5-İktidarın Türkiye Yüzyılı söyleminin gerisinde işte bu ya da buna benzer bir tasarım vardır. Bu tasarımın ana unsuru olan toplumun kimliğinde şimdiki Cumhuriyetin kuruluş temellerinde olduğu gibi Türklük yoktur. Anadolululuk veya Türkiyelilik vardır.

Yeni toplum, daha çok Nurettin Topçu’nun idealizmine uygun, yerli (sadece Anadolu’ya ait), millî (Sadece Anadolu kimliği taşıyan) ve Müslüman (ümmet) olan bir ulusu işaret ediyor. Bir çeşit Osmanlı minyatür, küçük toplum yapısı. Bu toplumsal yapının siyasal kimliği ve uyruğu Türkiyelilik, değilse Anadolululuktur.

Kimliğin inşası İslamcılıkla dini aidiyetler üzerinde inşa edilecek. Türklüğünü unut, sen bir Müslüman Türkiyeli yahut Anadolulusun. Öncelik, insanların etnik kimliği ve milliyeti değil, öncelik, dini inanç olarak kimden olup olmadığın, neye inanıp, neye ait olduğunla ilgili olacak.

Tıpkı İran gibi.

Tıpkı İsrail gibi.

Yahudi olman önemli yahut İran’daki gibi asıl olan Şia kimliğin. Türk, Kürt, Fars olman hiç önemli değil. Ancak Hem İran’da ve hem de İsrail’de dini kimlik aynı zamanda etnik kimlik haline geldiğinden ikisinin farkı görünür değildir. Bu toplumlarda dini kimlik ile millî kimlik iç içe geçmiş aynılaşmıştır.

Yeni Türkiye’nin minyatür Osmanlı toplumunu inşa edecek eğitim modeli, Türkiye Yüzyılı eğitim projesi ile azıcık görünür hâle getirilmiş, toplumun önüne konulmuştur.

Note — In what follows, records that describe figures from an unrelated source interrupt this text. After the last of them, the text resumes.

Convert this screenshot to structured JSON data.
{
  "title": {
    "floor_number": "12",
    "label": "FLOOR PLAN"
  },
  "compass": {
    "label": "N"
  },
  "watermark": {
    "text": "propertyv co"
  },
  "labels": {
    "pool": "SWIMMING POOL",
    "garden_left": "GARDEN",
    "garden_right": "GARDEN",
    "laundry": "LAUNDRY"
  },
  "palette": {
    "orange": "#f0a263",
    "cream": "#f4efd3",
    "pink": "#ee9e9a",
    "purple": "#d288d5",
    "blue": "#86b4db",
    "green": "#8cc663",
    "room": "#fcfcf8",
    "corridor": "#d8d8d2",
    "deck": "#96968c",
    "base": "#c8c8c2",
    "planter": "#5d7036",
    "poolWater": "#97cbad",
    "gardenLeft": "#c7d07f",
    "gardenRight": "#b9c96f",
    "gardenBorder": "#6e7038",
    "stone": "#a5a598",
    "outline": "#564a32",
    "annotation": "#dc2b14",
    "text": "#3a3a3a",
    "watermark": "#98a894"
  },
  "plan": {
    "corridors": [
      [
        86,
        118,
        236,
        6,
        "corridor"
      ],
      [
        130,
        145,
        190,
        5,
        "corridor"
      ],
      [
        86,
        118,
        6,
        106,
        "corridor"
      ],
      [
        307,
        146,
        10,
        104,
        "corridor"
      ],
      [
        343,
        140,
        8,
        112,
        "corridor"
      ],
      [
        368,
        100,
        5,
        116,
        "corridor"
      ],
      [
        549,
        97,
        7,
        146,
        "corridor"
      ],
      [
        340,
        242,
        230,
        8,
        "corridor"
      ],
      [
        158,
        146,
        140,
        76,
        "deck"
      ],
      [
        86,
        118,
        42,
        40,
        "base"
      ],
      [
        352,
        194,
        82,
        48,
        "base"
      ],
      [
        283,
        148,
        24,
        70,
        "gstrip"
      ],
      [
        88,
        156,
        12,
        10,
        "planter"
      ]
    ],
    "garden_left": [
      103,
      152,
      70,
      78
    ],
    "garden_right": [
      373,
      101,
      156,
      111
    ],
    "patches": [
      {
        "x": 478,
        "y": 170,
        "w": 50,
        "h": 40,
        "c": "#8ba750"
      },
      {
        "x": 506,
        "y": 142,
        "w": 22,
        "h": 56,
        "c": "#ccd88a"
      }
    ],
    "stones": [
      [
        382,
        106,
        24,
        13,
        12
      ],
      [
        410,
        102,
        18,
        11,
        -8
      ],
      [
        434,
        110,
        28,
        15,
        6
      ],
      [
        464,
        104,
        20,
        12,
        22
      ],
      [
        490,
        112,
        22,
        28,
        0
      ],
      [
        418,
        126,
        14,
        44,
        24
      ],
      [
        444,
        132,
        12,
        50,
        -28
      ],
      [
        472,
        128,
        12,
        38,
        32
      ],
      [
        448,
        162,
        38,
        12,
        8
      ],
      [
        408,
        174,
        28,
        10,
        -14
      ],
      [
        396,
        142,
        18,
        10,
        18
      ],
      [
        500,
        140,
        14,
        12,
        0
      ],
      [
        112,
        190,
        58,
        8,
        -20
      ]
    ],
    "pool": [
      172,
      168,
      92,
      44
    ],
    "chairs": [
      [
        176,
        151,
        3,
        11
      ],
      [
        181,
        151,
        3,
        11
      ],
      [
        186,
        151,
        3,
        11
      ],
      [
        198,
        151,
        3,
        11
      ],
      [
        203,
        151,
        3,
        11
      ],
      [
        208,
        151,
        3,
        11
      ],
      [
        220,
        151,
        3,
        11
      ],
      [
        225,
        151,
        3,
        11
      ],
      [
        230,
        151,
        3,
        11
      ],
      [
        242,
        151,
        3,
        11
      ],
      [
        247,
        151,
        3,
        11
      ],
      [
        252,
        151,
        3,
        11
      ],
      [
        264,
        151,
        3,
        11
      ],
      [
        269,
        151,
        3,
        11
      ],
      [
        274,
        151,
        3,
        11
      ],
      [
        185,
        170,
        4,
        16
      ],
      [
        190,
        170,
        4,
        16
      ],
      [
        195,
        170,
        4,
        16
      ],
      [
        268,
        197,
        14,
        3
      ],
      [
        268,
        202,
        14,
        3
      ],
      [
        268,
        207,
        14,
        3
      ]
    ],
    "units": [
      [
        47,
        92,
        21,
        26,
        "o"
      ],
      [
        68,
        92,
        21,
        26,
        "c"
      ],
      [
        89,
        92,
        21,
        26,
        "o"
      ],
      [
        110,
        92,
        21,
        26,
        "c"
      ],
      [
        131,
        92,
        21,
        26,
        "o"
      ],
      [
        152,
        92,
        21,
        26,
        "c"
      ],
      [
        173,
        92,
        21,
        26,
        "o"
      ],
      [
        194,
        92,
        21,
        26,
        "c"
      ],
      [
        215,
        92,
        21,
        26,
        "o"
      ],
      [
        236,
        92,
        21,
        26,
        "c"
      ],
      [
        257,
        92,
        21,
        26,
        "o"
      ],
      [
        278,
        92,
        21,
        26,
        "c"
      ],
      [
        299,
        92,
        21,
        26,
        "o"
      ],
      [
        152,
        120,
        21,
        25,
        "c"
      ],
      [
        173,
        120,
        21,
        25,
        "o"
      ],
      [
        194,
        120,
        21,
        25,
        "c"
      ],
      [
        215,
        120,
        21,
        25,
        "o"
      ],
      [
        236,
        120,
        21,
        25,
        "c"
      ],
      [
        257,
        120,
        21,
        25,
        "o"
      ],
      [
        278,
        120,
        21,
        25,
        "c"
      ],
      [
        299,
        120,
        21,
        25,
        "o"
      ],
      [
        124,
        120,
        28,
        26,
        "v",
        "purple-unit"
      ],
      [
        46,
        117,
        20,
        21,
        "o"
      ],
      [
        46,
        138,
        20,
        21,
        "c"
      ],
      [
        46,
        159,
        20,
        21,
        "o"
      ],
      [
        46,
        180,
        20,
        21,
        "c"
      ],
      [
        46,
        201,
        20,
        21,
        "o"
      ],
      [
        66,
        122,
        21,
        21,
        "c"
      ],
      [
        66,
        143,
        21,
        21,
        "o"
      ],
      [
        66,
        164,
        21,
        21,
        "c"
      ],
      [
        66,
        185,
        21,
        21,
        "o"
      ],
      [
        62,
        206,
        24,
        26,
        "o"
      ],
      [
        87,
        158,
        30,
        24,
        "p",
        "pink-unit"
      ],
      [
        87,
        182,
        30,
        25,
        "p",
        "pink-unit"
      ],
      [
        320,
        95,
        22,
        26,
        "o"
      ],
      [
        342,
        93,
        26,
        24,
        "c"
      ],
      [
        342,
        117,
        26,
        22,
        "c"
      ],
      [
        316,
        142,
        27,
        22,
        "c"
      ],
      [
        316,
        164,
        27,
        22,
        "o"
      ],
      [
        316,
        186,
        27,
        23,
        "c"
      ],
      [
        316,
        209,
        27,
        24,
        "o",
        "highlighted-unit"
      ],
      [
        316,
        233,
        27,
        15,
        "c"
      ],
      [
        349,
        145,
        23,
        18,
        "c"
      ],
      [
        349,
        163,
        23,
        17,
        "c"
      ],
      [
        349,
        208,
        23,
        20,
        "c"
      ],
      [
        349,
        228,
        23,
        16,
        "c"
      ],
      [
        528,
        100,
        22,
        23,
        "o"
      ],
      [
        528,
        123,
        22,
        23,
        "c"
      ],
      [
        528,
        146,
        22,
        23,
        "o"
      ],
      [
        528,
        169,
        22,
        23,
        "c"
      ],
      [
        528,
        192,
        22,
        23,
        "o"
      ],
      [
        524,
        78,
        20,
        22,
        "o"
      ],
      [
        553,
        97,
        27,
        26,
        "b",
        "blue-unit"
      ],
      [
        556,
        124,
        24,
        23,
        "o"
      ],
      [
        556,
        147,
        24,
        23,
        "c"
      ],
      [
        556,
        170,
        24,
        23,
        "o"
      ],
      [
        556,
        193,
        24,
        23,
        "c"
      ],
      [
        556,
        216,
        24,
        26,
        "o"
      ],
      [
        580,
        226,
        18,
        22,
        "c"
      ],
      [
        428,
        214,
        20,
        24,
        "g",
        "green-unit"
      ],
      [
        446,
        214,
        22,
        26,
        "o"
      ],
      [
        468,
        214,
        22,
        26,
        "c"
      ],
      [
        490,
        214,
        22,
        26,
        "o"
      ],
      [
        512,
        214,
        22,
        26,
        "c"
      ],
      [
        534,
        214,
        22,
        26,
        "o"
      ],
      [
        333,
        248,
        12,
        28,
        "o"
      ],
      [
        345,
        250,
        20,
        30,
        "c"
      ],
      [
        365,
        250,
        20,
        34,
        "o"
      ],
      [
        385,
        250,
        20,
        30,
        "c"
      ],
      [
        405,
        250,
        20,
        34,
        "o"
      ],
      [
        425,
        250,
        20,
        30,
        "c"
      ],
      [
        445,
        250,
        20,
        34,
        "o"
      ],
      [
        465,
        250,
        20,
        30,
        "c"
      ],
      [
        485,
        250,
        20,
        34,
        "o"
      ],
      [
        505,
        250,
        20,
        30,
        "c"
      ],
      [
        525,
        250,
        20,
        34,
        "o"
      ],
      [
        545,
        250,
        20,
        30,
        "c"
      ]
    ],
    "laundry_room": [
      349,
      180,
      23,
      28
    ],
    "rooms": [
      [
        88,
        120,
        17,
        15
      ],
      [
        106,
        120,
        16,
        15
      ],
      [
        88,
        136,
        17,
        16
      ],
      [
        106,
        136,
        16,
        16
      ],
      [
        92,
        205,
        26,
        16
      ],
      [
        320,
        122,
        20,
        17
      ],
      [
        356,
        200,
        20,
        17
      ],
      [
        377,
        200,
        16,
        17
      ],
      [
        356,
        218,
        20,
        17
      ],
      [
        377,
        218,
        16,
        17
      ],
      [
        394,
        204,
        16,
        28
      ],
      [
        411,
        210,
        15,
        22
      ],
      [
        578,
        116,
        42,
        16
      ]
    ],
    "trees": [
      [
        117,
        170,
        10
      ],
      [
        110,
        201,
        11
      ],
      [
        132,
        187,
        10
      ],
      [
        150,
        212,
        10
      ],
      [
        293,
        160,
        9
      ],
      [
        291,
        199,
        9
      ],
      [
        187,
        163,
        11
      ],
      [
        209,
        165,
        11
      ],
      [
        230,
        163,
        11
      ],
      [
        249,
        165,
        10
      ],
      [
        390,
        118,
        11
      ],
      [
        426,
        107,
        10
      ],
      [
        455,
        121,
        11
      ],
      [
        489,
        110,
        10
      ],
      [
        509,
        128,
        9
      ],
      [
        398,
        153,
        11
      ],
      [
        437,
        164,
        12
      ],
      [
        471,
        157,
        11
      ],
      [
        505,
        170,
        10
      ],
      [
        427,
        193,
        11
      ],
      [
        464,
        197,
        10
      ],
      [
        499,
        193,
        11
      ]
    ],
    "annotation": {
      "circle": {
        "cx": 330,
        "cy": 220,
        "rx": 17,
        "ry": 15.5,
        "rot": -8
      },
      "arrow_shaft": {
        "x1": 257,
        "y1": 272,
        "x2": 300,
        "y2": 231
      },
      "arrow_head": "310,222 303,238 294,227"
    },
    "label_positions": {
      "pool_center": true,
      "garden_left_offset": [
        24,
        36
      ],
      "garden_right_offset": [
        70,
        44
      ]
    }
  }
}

Geçenlerde Bahçeli, “Türkiyelilik”ten bahsetti ve gerisini getirmedi. Acaba dil sürçmesi mi denildi. İtirazlar geldi ancak sesini çıkarmadı. En ufak eleştiride hepimizi hain ilan eden bir siyasal partinin, partisinin öz davası olan milliyetçilikle ters düşen bir kavramsallaştırma karşısında, uyaranlara tek kelime etmemesi manidar değil mi?

Bir şey daha: DEM ya da HADEP olunca, ateş püsküren Cumhur İttifakı’nın tüm bileşenleri, HÜDAPAR ile ortaklık yapıyor. Hâlbuki amaç aynı amaç, yol aynı yol. Tek fark, birinin solcu öbürünün sağcı olması.

İşte bakın, Diyarbakır’da Cumhuriyet’e karşı isyan çıkaran Şeyh Sait’in adı, o isyanda ele geçirmek için kuşattığı Diyarbakır’da bir caddeye verildi ve iktidar da iktidarın Türkçü/milliyetçi /İslamcı kadroları da ses çıkarmadığı gibi onay verdiler.

Neden?

Çünkü onların amacı, Türkiye milleti yaratmak. Şeyh Sait’le Cumhuriyetin laik düzenine ve Türk yurttaşlığına dayalı ulus kimliğine tavır almakta birleşiyorlar. Kısaca Türkiyeliler, Cumhuriyete karşı değiller. Cumhuriyetin Atatürkçü, Türklüğü öne çıkaran, Türk kimlikli yurttaşlığına karşılar. Aynı zamanda tarih tezine, dil tezine, hatta alfabesine karşılar. Kısacası Cumhuriyetin kuruluş felsefesine karşılar.